Secondly you need to show that you understand it is the balance between the rates of photosynthesis and respiration that alters the carbon dioxide concentration. If rate of respiration is greater than the rate of photosynthesis, there will be a net release of carbon dioxide so the pH will fall (become more acidic). If the rate of photosynthesis in the tube is greater than the rate of respiration, there will be a net uptake of carbon dioxide (more will be used in photosynthesis than is produced in respiration) and so the solution will become more alkaline.
So to answer the three questions above I would write:
a) The indicator will turn yellow in these conditions.
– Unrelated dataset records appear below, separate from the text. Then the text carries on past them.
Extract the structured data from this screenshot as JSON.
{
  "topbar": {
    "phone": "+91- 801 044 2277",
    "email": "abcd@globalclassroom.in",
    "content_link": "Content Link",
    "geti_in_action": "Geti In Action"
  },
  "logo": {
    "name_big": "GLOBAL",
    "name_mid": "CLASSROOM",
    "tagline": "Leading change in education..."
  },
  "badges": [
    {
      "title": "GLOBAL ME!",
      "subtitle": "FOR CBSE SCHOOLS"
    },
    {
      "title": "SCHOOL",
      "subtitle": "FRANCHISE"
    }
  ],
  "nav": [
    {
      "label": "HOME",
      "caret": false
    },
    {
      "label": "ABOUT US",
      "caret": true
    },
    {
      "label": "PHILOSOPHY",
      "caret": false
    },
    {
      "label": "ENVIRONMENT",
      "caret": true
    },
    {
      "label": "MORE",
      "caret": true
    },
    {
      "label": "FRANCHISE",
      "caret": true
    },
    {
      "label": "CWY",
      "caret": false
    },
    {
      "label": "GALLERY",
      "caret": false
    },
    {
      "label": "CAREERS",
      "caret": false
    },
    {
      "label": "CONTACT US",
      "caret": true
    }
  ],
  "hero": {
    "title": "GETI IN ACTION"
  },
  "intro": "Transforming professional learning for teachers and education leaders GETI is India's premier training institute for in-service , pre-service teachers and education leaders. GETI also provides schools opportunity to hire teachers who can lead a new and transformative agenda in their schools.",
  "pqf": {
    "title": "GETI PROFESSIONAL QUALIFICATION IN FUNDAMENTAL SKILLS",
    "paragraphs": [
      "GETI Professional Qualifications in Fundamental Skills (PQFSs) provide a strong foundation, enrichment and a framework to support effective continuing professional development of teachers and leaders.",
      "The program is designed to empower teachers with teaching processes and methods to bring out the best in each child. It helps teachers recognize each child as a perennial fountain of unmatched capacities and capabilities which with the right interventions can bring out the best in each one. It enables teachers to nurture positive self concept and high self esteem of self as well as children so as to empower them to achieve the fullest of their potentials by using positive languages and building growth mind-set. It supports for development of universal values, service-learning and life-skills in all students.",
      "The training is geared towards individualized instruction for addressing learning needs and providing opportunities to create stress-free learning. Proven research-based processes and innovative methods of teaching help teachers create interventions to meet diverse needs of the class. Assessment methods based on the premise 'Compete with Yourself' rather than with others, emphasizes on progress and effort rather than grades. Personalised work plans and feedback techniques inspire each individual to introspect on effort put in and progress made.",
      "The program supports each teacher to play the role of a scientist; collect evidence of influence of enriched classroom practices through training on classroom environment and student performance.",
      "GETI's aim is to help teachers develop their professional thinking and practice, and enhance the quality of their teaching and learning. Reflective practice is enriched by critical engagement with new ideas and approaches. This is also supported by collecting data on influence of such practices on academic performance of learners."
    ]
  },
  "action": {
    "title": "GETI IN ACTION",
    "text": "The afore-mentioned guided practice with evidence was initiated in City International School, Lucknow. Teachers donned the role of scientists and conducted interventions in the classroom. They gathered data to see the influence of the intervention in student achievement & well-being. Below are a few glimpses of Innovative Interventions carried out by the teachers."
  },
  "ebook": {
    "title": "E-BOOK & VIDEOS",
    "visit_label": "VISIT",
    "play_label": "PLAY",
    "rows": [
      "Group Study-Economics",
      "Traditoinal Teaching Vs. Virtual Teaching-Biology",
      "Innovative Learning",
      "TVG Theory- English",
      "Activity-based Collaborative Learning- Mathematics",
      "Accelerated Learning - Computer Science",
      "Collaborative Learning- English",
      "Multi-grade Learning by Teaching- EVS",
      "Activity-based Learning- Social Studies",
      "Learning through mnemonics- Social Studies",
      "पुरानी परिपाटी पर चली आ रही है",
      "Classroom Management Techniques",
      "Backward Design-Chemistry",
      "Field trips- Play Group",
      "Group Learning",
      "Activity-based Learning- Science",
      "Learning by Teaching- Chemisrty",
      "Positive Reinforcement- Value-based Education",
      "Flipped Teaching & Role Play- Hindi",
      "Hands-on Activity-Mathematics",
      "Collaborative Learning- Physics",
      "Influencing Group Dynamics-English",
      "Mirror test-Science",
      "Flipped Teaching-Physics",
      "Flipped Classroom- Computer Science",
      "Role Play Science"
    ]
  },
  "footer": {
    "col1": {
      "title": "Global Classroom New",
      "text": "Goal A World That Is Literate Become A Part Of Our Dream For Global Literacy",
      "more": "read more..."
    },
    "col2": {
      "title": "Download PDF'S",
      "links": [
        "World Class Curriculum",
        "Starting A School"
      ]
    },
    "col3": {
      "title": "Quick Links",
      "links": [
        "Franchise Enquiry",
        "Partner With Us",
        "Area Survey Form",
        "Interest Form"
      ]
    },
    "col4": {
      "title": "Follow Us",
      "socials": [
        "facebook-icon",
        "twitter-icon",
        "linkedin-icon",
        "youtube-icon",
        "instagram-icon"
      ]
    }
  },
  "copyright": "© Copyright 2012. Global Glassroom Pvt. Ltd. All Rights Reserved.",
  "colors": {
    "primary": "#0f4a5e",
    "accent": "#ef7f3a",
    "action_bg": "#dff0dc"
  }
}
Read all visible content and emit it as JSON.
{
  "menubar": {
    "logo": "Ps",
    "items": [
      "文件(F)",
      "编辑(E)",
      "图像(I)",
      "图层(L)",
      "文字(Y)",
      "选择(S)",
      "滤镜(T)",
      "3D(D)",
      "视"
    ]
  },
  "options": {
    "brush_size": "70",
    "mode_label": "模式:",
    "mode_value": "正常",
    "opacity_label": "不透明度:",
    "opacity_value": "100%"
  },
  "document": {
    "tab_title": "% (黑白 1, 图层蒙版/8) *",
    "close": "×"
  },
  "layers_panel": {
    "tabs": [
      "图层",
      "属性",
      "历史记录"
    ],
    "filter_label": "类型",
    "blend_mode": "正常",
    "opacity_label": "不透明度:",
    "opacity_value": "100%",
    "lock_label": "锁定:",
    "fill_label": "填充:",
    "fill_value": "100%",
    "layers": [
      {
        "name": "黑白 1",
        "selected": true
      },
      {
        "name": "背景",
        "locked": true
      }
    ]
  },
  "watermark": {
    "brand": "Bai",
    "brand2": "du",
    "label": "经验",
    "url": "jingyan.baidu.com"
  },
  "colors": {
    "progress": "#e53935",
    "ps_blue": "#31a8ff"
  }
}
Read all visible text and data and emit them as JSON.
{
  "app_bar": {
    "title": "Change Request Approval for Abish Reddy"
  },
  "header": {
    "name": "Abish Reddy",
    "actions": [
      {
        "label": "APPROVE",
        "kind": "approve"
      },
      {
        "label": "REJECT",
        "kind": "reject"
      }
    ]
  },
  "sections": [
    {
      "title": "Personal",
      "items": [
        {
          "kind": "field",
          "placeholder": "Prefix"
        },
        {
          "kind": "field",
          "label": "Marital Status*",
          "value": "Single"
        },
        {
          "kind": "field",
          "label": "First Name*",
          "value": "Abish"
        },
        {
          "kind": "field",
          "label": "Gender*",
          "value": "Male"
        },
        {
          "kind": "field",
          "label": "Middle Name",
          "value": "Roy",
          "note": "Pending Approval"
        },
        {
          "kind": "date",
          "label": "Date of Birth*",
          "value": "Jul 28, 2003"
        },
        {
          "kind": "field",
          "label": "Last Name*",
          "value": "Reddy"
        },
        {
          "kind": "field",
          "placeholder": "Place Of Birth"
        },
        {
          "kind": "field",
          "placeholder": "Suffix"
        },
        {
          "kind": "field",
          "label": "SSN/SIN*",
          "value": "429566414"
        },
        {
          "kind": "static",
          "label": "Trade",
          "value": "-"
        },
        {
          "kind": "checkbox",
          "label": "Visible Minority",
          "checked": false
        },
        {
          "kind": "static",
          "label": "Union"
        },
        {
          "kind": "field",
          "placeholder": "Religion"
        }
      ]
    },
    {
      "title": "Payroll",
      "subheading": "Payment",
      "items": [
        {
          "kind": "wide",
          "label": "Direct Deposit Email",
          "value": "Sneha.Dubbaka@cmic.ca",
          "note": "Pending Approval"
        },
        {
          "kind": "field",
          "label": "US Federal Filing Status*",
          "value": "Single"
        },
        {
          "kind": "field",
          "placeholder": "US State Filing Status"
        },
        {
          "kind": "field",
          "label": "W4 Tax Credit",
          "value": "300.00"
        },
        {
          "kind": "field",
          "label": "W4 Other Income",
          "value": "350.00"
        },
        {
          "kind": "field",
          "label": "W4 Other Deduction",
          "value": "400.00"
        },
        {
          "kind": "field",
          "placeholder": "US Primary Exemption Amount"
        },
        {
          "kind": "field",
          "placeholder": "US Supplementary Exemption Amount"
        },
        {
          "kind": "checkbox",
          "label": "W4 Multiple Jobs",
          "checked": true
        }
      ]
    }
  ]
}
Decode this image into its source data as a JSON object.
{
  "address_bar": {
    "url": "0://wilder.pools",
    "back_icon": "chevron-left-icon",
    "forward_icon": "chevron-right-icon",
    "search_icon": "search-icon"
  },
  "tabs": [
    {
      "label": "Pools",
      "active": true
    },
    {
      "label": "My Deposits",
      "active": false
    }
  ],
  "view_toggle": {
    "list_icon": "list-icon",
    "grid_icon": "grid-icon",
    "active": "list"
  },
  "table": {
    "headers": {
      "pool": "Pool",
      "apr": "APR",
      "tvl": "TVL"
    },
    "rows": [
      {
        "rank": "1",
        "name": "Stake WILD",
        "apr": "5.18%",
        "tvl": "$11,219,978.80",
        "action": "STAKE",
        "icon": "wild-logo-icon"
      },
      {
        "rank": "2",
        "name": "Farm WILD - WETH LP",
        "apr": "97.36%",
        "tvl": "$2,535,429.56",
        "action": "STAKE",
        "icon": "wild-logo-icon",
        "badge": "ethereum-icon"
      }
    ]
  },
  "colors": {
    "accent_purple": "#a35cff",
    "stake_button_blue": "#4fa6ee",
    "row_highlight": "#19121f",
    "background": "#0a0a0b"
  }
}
This is because there is no light so the plant cannot photosynthesise but it continues to respire. Respiration releases carbon dioxide as a waste product so because the rate of respiration is greater than the rate of photosynthesis, there will be a net release of carbon dioxide from the plant. Carbon dioxide is an acidic gas so the pH in the solution will fall, hence the yellow colour of the solution.
b) The indicator will turn purple in these conditions. This is because the bright light means the plant photosynthesises at a fast rate. Photosynthesis uses up carbon dioxide from the water. The plant continues to respire as well and respiration releases carbon dioxide as a waste product. As the rate of photosynthesis is greater than the rate of respiration in these conditions there will be a net uptake of carbon dioxide. Carbon dioxide is an acidic gas so if more is taken from the solution than released into it, the pH in the solution will rise as it becomes more alkaline, hence the purple colour of the solution.
c) This shows that without a living plant in the tube there is nothing else that can alter the pH of the solution. It provides evidence that my explanations above about the cause of the colour change is correct.